The sentence pairs for agreementswap and inflectionswap are gathered in one file, in order to split them in two files use the following script.
```
python generate_task/split_agrswap_infswap.py $TASK_DIR/syntax_sentence_pairs $TASK_DIR/inflswap_sentence_pairs_10M $TASK_DIR/agrswap_sentence_pairs_10M
```

## Evaluating LM on LT-Swap10M and LT-Swap100M

LT-Swap10M and LT-Swap100M are created based on the BabyLM 10M and 100M words text datasets. Each task is composed of three subtask files for WordSwap, InflectionSwap and AgreementSwap. 

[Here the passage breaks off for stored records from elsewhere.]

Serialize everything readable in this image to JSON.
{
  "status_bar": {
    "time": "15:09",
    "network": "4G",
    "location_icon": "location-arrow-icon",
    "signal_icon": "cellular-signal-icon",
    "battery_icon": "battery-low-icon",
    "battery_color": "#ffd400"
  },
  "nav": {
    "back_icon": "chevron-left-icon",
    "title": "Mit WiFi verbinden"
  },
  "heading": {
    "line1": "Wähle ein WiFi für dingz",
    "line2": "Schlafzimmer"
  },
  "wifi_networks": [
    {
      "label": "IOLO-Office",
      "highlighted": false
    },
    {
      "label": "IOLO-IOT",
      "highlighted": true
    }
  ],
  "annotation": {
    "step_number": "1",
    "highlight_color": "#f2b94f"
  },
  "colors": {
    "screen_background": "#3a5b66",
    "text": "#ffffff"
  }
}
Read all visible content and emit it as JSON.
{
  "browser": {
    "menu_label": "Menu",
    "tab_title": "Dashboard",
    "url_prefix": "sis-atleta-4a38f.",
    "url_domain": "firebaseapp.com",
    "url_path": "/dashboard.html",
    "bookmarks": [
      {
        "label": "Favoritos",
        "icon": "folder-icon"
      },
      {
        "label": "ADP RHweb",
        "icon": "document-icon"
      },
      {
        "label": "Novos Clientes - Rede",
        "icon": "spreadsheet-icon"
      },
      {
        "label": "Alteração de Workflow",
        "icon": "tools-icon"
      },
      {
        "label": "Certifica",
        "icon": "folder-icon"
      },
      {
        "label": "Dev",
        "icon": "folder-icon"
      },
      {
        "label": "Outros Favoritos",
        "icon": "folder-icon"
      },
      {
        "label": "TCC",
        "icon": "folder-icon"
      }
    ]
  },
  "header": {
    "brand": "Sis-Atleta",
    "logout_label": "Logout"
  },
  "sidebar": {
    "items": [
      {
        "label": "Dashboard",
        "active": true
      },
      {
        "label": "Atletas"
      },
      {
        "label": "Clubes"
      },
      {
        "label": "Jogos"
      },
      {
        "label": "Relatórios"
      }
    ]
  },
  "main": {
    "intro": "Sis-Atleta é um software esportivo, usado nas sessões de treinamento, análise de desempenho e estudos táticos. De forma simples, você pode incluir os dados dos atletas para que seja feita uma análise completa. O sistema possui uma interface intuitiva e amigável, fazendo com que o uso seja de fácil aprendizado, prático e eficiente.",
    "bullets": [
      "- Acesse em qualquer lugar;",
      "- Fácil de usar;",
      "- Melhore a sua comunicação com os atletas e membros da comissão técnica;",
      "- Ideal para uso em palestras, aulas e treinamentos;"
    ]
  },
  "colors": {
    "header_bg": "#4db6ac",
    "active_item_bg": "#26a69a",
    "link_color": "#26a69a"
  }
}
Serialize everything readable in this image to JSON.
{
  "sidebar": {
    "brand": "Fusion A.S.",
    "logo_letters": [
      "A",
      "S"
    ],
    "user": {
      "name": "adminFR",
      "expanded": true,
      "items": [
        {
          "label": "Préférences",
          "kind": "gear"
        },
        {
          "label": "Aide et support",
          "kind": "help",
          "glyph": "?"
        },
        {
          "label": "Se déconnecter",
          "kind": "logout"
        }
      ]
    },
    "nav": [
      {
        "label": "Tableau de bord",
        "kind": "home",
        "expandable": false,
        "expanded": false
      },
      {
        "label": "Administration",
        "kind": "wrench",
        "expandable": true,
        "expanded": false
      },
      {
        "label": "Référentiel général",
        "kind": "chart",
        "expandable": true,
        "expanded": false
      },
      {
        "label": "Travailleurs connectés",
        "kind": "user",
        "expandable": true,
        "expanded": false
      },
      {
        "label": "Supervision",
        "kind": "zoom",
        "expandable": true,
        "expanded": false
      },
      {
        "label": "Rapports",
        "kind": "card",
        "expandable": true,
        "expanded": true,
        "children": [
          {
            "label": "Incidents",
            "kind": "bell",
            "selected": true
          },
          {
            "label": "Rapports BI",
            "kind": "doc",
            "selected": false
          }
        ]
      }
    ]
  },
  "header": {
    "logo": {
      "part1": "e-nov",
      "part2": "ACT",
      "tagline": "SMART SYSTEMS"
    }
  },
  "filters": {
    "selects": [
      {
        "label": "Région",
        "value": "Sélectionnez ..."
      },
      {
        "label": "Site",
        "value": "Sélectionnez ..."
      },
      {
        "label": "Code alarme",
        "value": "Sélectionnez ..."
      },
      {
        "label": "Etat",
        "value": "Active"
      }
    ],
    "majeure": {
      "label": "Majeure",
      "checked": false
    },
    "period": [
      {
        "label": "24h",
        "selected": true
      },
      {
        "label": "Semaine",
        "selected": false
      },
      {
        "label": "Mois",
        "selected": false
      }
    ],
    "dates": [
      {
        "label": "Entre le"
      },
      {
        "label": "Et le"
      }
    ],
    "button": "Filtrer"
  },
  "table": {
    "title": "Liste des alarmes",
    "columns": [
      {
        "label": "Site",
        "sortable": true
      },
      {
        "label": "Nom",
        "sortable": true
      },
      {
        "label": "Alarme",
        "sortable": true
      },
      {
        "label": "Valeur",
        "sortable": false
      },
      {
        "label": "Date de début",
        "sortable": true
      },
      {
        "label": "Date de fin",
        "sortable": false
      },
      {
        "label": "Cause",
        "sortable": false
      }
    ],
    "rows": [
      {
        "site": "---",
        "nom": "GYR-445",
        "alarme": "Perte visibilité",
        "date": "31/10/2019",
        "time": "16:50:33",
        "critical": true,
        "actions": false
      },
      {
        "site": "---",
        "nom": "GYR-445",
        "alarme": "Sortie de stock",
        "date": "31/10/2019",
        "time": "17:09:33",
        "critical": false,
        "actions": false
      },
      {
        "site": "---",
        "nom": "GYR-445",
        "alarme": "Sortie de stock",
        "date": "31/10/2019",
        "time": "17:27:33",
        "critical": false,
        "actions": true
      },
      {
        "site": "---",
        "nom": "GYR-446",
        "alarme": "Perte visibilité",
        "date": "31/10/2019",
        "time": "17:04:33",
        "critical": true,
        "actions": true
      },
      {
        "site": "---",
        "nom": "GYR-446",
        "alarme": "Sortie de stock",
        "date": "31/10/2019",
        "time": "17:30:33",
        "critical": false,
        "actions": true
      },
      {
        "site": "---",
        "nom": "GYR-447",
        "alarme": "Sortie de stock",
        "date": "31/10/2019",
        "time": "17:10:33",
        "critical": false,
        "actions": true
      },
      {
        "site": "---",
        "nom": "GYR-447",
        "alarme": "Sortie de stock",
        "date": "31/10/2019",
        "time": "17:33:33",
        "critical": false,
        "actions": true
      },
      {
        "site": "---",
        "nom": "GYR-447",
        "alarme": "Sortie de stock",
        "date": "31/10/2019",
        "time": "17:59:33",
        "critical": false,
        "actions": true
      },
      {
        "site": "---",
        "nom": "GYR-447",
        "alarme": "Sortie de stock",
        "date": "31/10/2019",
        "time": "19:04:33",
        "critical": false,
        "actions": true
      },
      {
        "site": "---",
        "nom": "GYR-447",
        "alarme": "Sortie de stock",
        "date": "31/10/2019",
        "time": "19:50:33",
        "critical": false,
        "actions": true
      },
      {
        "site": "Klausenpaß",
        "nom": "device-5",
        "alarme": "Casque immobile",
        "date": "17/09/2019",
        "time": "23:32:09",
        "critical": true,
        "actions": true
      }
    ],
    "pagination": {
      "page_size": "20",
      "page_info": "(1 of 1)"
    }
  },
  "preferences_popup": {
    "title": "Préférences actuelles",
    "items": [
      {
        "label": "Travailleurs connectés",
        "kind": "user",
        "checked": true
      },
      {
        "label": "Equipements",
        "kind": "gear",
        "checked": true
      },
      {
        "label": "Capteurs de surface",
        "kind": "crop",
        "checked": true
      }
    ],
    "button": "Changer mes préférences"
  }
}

For WordSwap, each line is formatted as follows.
```
<frequency bin index> <rule> <target word 1> <pretraining sentence 1> <index of word 1 in pretraining sentence 1> <generated sentence 1> <index of word 1 in generated sentence 1> <target word 2> <pretraining sentence 2> <index of word 2 in pretraining sentence 2> <generated sentence 2> <index of word 2 in generated sentence 2>
```

The pretraining sentences serve for the prefix-method described in the paper (optional and only for WordSwap). For InflectionSwap and AgreementSwap, the format of each line is the same without the pretraining sentences.

In order to evaluate a model on one of the task use the following script.
```
TASK_TYPE='wordswap' #choose among wordswap,inflswap or agrswap
MODEL_NAME='babylm/babyllama-10m-2024' #list of allowed models in eval_longtail.py line 74
PAIR_FILE='babylm-lt-swap/wordswap_pairs_10M'
RESULT_DIR='babylm-lt-swap/results'
python eval/eval_longtail.py --task_type=$TASK_TYPE --pair_file=$PAIR_FILE --model_name=$MODEL_NAME --output_dir=$RESULT_DIR
```

And to reproduce the metrics (spread ratio, correlation between frequency bins and model performances), use the following script.
```
python eval/get_correlations.py $RESULT_DIR
```

## Contributing

See the [CONTRIBUTING](CONTRIBUTING.md) file for how to help out.

## License

LT-Swap is CC-by-NC licensed, as found in the LICENSE file.

The data is intended for benchmarking purposes and is licensed CC-by-NC. The data is an output from Llama 3.1, and subject to the [Llama 3.1 license](https://github.com/meta-llama/llama-models/blob/main/models/llama3_1/LICENSE). Use of the data to train, fine tune, or otherwise improve an AI model, which is distributed or made available, shall also include "Llama" at the beginning of any such AI model name.